Ricky Megee is an Australian, most notable for having been stranded in the Outback and surviving for 71 days in 2006. Megee later gave contradictory statements as to how he came to be stranded crossing the Northern Territory and Western Australia. On one occasion he said that his car broke down, and on another that he had been carjacked by an armed gang. However, a doctor later confirmed that Megee's appearance was consistent with having lived in extreme conditions. Like most deserts, the Tanami can reach 40 °C (104 °F) during the day but still be very cold at night. Megee made his own primitive shelters and survived by drinking rainwater and eating small animals and available vegetation for nourishment. He was eventually discovered by a group of station hands near Katherine, Northern Territory, and taken to Darwin for medical assistance. Although some doubts were later raised as to the exact chain of events as Megee related them, the police did not find evidence that a criminal offence had occurred.
Lars Thorbjørn Monsen is a Norwegian adventurer and journalist, famous for his explorations and backpacking expeditions in harsh wilderness. In particular, he became especially known for his thru-hiking trip in northern Canada, which was filmed and documented by Monsen himself, and then broadcast on NRK in 2005. He spent 2 years and 7 months on this trip alone.

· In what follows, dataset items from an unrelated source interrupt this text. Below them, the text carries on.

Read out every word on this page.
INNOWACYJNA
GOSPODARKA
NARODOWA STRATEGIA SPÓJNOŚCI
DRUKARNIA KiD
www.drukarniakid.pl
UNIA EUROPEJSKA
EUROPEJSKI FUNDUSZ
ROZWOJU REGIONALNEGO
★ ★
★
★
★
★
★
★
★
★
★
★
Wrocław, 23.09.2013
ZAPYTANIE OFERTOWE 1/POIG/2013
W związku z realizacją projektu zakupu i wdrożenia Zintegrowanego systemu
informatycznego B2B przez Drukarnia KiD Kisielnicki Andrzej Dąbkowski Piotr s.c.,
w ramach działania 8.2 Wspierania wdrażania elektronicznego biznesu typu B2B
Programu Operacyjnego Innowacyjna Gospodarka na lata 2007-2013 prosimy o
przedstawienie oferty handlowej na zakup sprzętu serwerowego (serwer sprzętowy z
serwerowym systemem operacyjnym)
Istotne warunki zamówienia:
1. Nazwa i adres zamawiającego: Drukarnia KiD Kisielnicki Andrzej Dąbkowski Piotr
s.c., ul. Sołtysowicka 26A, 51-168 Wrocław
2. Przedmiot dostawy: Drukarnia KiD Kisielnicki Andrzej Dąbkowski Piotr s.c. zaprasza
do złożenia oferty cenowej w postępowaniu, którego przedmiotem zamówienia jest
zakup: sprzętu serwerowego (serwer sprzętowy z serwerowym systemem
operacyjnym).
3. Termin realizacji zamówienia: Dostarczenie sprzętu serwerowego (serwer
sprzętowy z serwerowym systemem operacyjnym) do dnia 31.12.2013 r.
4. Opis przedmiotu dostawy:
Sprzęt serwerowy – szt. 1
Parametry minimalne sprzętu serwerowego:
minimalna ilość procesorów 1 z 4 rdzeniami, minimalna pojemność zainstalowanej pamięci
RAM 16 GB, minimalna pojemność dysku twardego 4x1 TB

Eugene William Pallette was an American film actor who worked in both the silent and sound eras, performing in more than 240 productions between 1913 and 1946.

Jerry Eugene Pournelle was an American polymath: scientist in the area of operations research and human factors research, science fiction writer, essayist, journalist, and one of the first bloggers. In the 1960s and early 1970s, he worked in the aerospace industry, but eventually focused on his writing career. In an obituary in Gizmodo, he is described as "a tireless ambassador for the future."

Richard Louis Proenneke was an American self-educated naturalist, conservationist, writer, and wildlife photographer who, from the age of about 51, lived alone for nearly thirty years (1969–1999) in the mountains of Alaska in a log cabin that he constructed by hand near the shore of Twin Lakes. Proenneke hunted, fished, raised and gathered his own food, and also had supplies flown in occasionally. He documented his activities in journals and on film, and also recorded valuable meteorological and natural data. The journals and film were later used by others to write books and produce documentaries about his time in the wilderness.

Louis Cachet, better known as Varg Vikernes, is a Norwegian musician and writer best known for his early black metal albums and later crimes. His first four records, issued under the name Burzum from 1991 to 1994, made him one of the most influential figures in black metal. In 1994, he was convicted of murder and arson, and subsequently served 15 years in prison.

Bruce Duncan Zawalsky is a professional Canadian outdoorsman, Bushcraft instructor and author. He founded and owns the Boreal Wilderness Institute based in Edmonton, Alberta. He is the author of A Guide to Canadian Wilderness Survival published by Liard Books in 2017. Zawalsky guided his first backpacking group in the Rocky Mountains in 1981. In 1989, as part of a small six-person group in three canoes, he completed a 92-day 3,600 km canoe expedition between Rocky Mountain House, Alberta and Thunder Bay, Ontario. The expedition involved over 60 portages and 200 km of upstream river paddling, lining and poling, and was conducted as the completion of an Outdoor Education training program at the University of Alberta. He studied with the famed bushcraft expert Mors Kochanski, and at Augustana University College, PADI College, the Nordic Ski Institute and in the Canadian military. He has been a member of the Loyal Edmonton Regiment for more than 34 years.